I’m not certain when exactly I became convinced that I would be attempting Attachment Parenting. I do know that I started out by researching obsessively. I researched whether to have a kid. I researched how to get pregnant. I researched how to best take care of myself when I was pregnant. I researched my birth options. So, of course, I researched how to take care of a baby.
I’ve always been the kind of person who is afraid to do things “wrong,” and having a kid seemed like the most important thing in life not to mess up. So researching seemed like the best way to keep moving forward, rather than being paralyzed by fear. Yet, it turns out that research doesn’t exactly secure the future.
I didn’t get pregnant until the second month of trying (yes, I did cry, but please laugh instead of hating me!). Then, I ended up with high blood pressure despite my perfect diet (eye roll) and regular pre-natal yoga practice. Then, I was kicked out of my birth center and sent to the hospital where I asked them to please just disregard my short-sighted, idealistic birth plan.
“Ok, fine,” I thought, “but I am still going to raise my baby according to the advice of my friends Dr. Sears and Dr. Greene.” I’d watched all the videos on breastfeeding and felt thoroughly confident that it was going to go smoothly for my newborn daughter and I. By now I’m sure I don’t need to tell you that it didn’t go smoothly at all. Short version: poor latch, bloody nipples, multiple lactation consultants, nipple shields, pumping, finger feedings, leaking bottles, and lots of crying.
It got a little easier, but it never got easy. We also planned to co-sleep. My daughter would toss and turn, grunt and groan, all night. Nobody got any sleep. When I moved her to a co-sleeper next to the bed, she slept a little better. When I moved the co-sleeper to the next room over, at eight weeks, she slept much better. I felt terrible guilt. The books said she would want to sleep next to me, skin to skin, but she obviously didn’t.
The books said that I could nurse her side lying and practically sleep through it, but it just wasn’t working for either of us. At about three months she only woke around 4-5am to feed and otherwise slept through the night. Instead of being overjoyed at my luck I was drowning in guilt. I got my period back and my milk supply dipped, as if to affirm my failure at co-sleeping and nursing through the night.
Ah, and then there were the baby carriers. I was so sure that the Moby Wrap was going to work out that I didn’t even try anything else. But every time we put her in it, she wailed. And yes, before you ask, we tried it every which way. Different holds, different tight-nesses, different positions, different times of day, different clothing, different levels of wakefulness, different ages. We really, really tried.
So, what did I do? I researched, of course. I started blaming my choices around her birth. Maybe if I had done hypnobirthing, maybe if I had hired a doula, maybe if I had stuck with my resolve to refuse an epidural, then maybe she’d be properly attached to me. New mothers, please do not do this to yourself! Step away from the internet forums if they start making you feel like you’re doing it all wrong.
Then, at around three-and-a-half months everything started to turn around. It became apparent that my daughter was quite happy, healthy, and well-adjusted. She still didn’t like to do any of the things Dr. Sears said she would most certainly like, and yet she was fine. Over the next few years, my guilt would come and go, but my daughter never showed any signs of being “improperly attached.”
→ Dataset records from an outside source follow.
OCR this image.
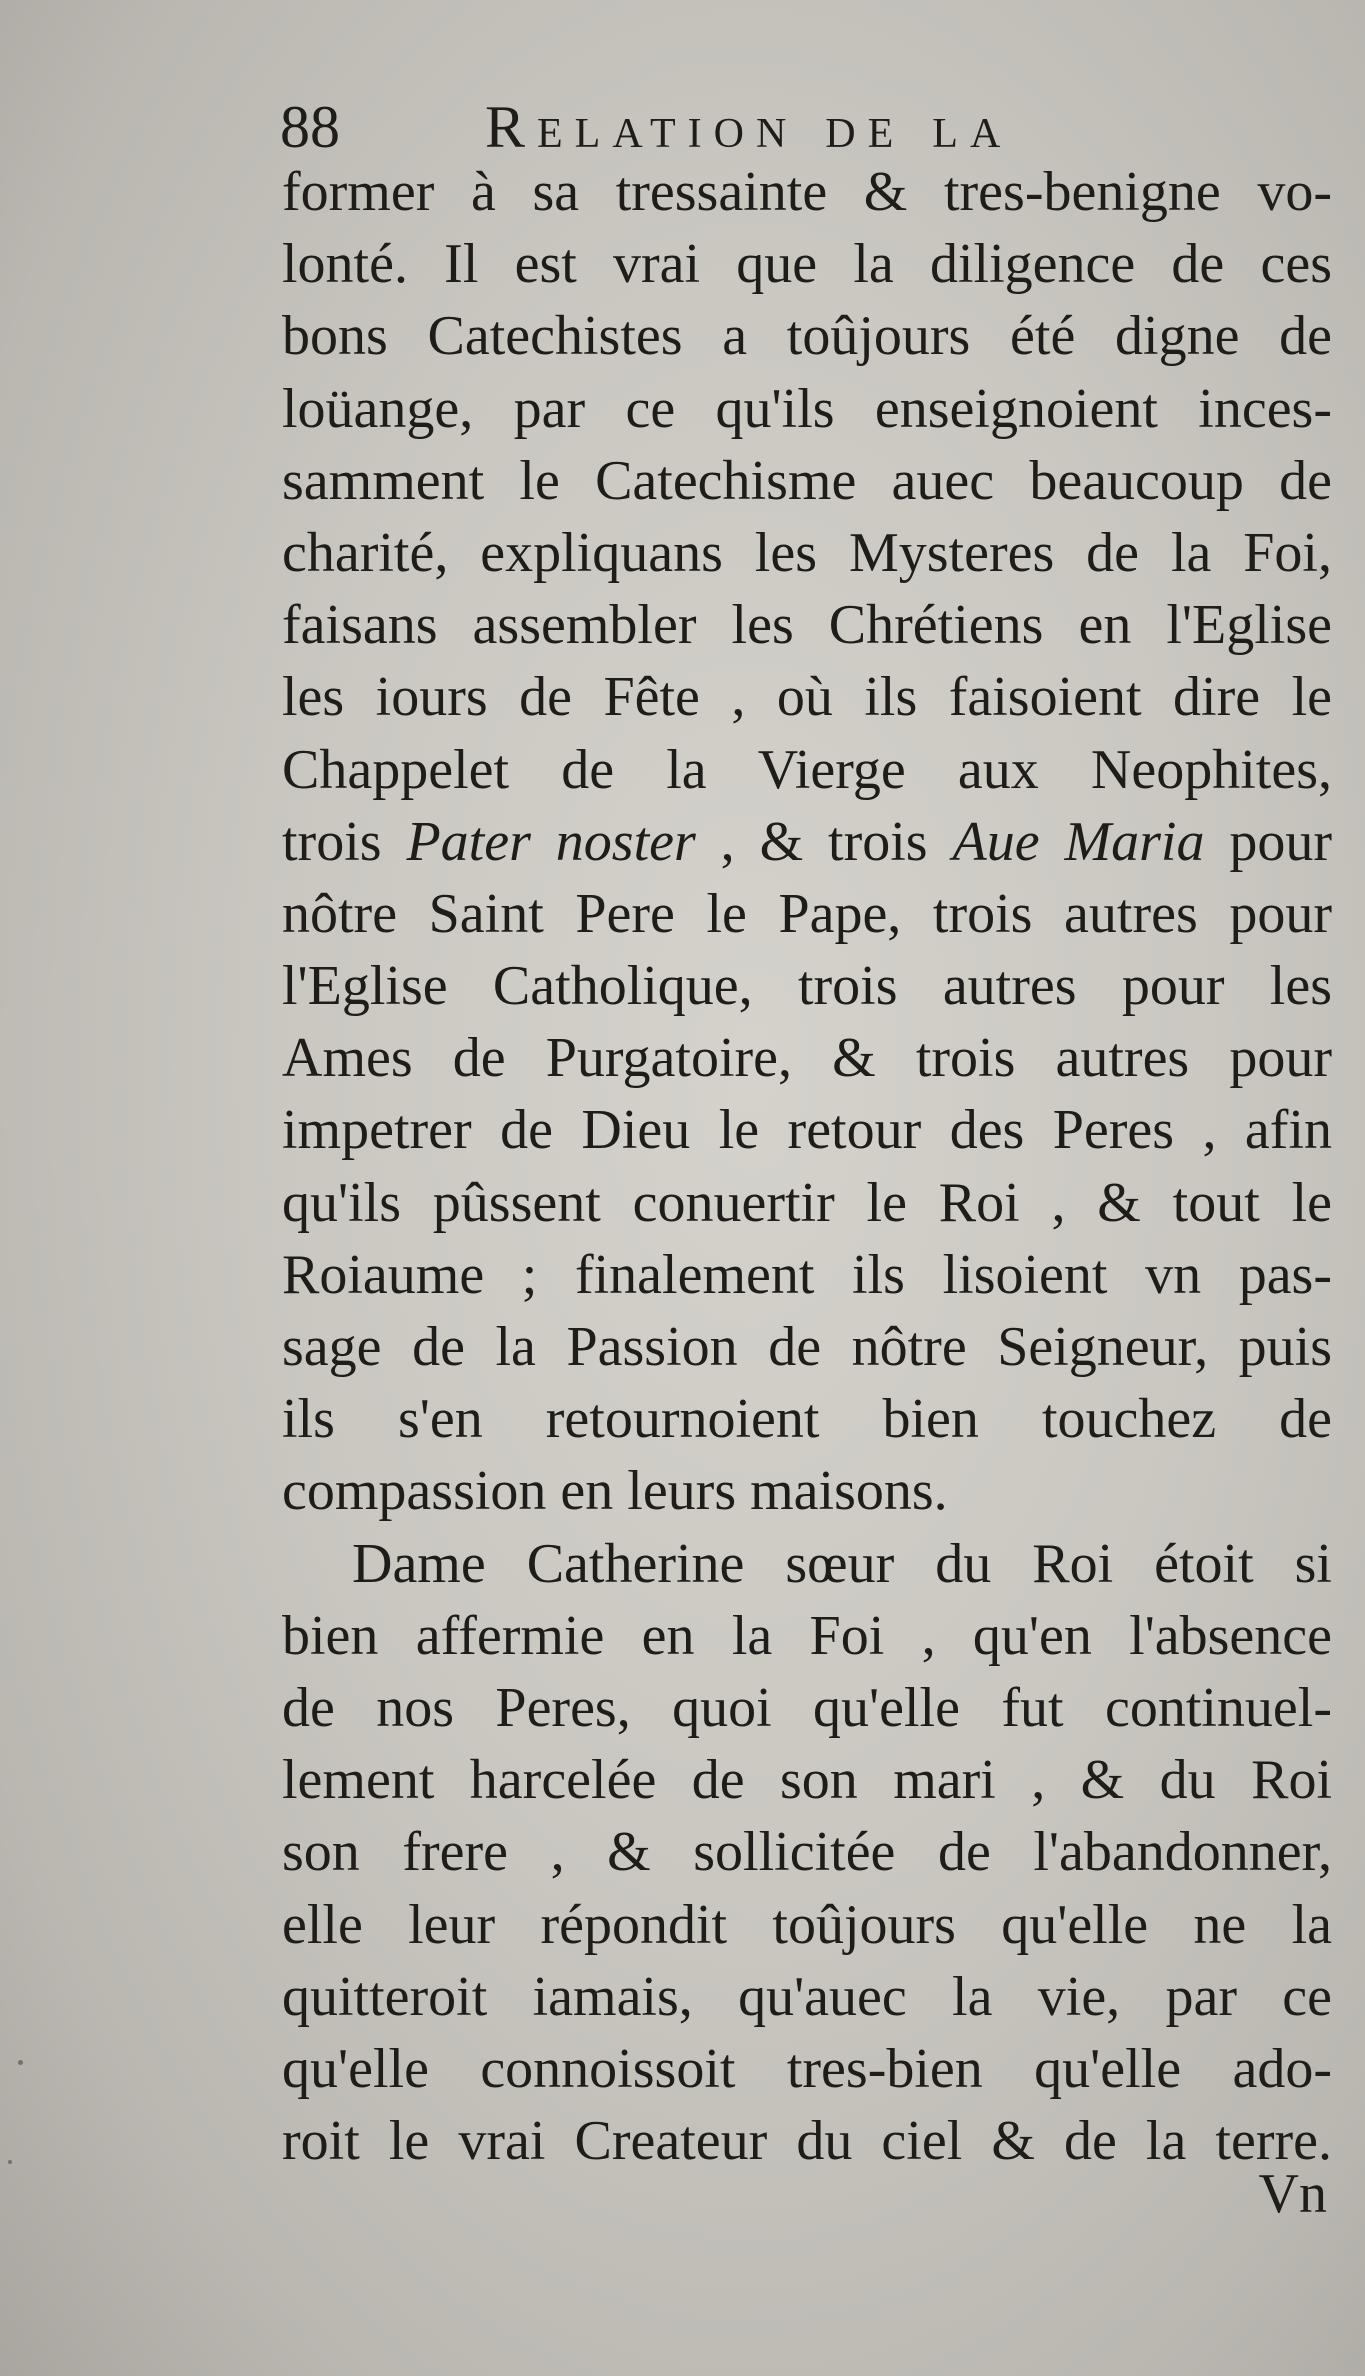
88 Relation de la
former à sa tressainte & tres-benigne vo-
lonté. Il est vrai que la diligence de ces
bons Catechistes a toûjours été digne de
loüange, par ce qu'ils enseignoient inces-
samment le Catechisme auec beaucoup de
charité, expliquans les Mysteres de la Foi,
faisans assembler les Chrétiens en l'Eglise
les iours de Fête , où ils faisoient dire le
Chappelet de la Vierge aux Neophites,
trois Pater noster , & trois Aue Maria pour
nôtre Saint Pere le Pape, trois autres pour
l'Eglise Catholique, trois autres pour les
Ames de Purgatoire, & trois autres pour
impetrer de Dieu le retour des Peres , afin
qu'ils pûssent conuertir le Roi , & tout le
Roiaume ; finalement ils lisoient vn pas-
sage de la Passion de nôtre Seigneur, puis
ils s'en retournoient bien touchez de
compassion en leurs maisons.
Dame Catherine sœur du Roi étoit si
bien affermie en la Foi , qu'en l'absence
de nos Peres, quoi qu'elle fut continuel-
lement harcelée de son mari , & du Roi
son frere , & sollicitée de l'abandonner,
elle leur répondit toûjours qu'elle ne la
quitteroit iamais, qu'auec la vie, par ce
qu'elle connoissoit tres-bien qu'elle ado-
roit le vrai Createur du ciel & de la terre.
Vn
She was happy to breastfeed or take my milk from a bottle for the first year, and easily transitioned to goat milk after that. She never cared much for a carrier and refused the stroller as soon as she could walk on her own. She’s always loved having her own sleeping space and was over the moon with excitement when we bought her first twin-sized bed at 20 months. She’s been sleeping through the night since six months.
She potty trained easily at two years. She’s very open-minded about new foods and eats a balanced diet. She’s confident, outgoing, and very clear about her likes and dislikes, though still open to negotiation. By any standard, you could call her an easy kid to parent. It turns out that nothing was wrong besides me expecting her to conform to some ideas I had read in books and on the internet.
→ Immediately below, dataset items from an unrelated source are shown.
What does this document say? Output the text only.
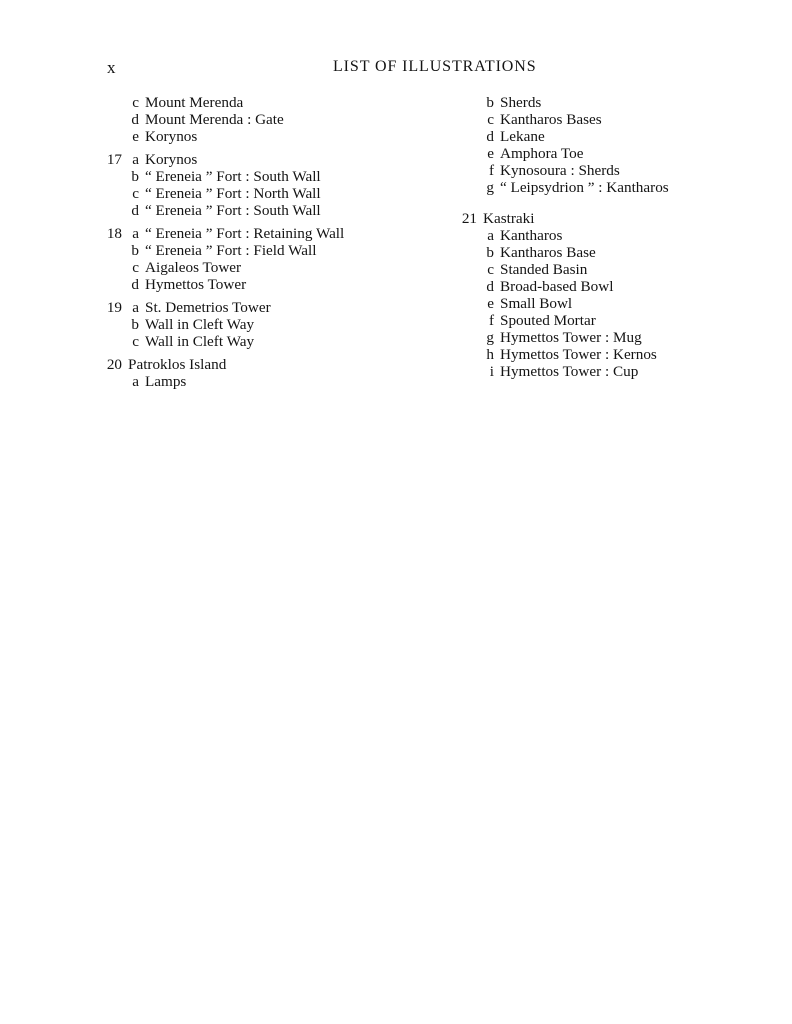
x	LIST OF ILLUSTRATIONS
c Mount Merenda
d Mount Merenda : Gate
e Korynos
17 a Korynos
b “ Ereneia ” Fort : South Wall
c “ Ereneia ” Fort : North Wall
d “ Ereneia ” Fort : South Wall
18 a “ Ereneia ” Fort : Retaining Wall
b “ Ereneia ” Fort : Field Wall
c Aigaleos Tower
d Hymettos Tower
19 a St. Demetrios Tower
b Wall in Cleft Way
c Wall in Cleft Way
20 Patroklos Island
a Lamps
b Sherds
c Kantharos Bases
d Lekane
e Amphora Toe
f Kynosoura : Sherds
g “ Leipsydrion ” : Kantharos
21 Kastraki
a Kantharos
b Kantharos Base
c Standed Basin
d Broad-based Bowl
e Small Bowl
f Spouted Mortar
g Hymettos Tower : Mug
h Hymettos Tower : Kernos
i Hymettos Tower : Cup
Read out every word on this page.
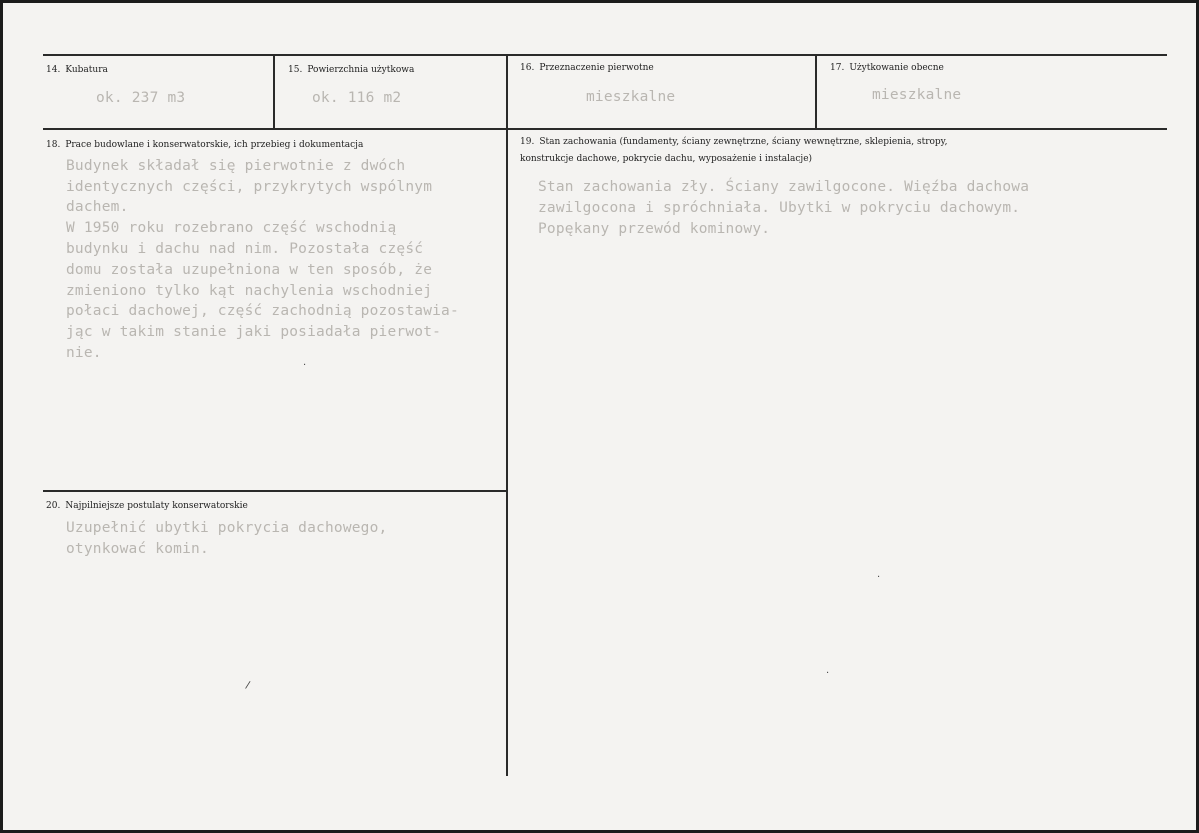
14. Kubatura
ok. 237 m3
15. Powierzchnia użytkowa
ok. 116 m2
16. Przeznaczenie pierwotne
mieszkalne
17. Użytkowanie obecne
mieszkalne
18. Prace budowlane i konserwatorskie, ich przebieg i dokumentacja
Budynek składał się pierwotnie z dwóch
identycznych części, przykrytych wspólnym
dachem.
W 1950 roku rozebrano część wschodnią
budynku i dachu nad nim. Pozostała część
domu została uzupełniona w ten sposób, że
zmieniono tylko kąt nachylenia wschodniej
połaci dachowej, część zachodnią pozostawia-
jąc w takim stanie jaki posiadała pierwot-
nie.
19. Stan zachowania (fundamenty, ściany zewnętrzne, ściany wewnętrzne, sklepienia, stropy,
konstrukcje dachowe, pokrycie dachu, wyposażenie i instalacje)
Stan zachowania zły. Ściany zawilgocone. Więźba dachowa
zawilgocona i spróchniała. Ubytki w pokryciu dachowym.
Popękany przewód kominowy.
20. Najpilniejsze postulaty konserwatorskie
Uzupełnić ubytki pokrycia dachowego,
otynkować komin.
·
·
·
/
I share my story because I don’t want other new parents to go through what I went through. My advice is simply to trust yourself and trust your child. You know what’s best for your family and your child knows what they need. Babies are born with personalities and preferences that can’t be accounted for in a one-size-fits-all parenting philosophy. Children are more resilient than we think. If Plan A doesn’t work, keep trying until something does.
Based on reader feedback, the title on this post was updated.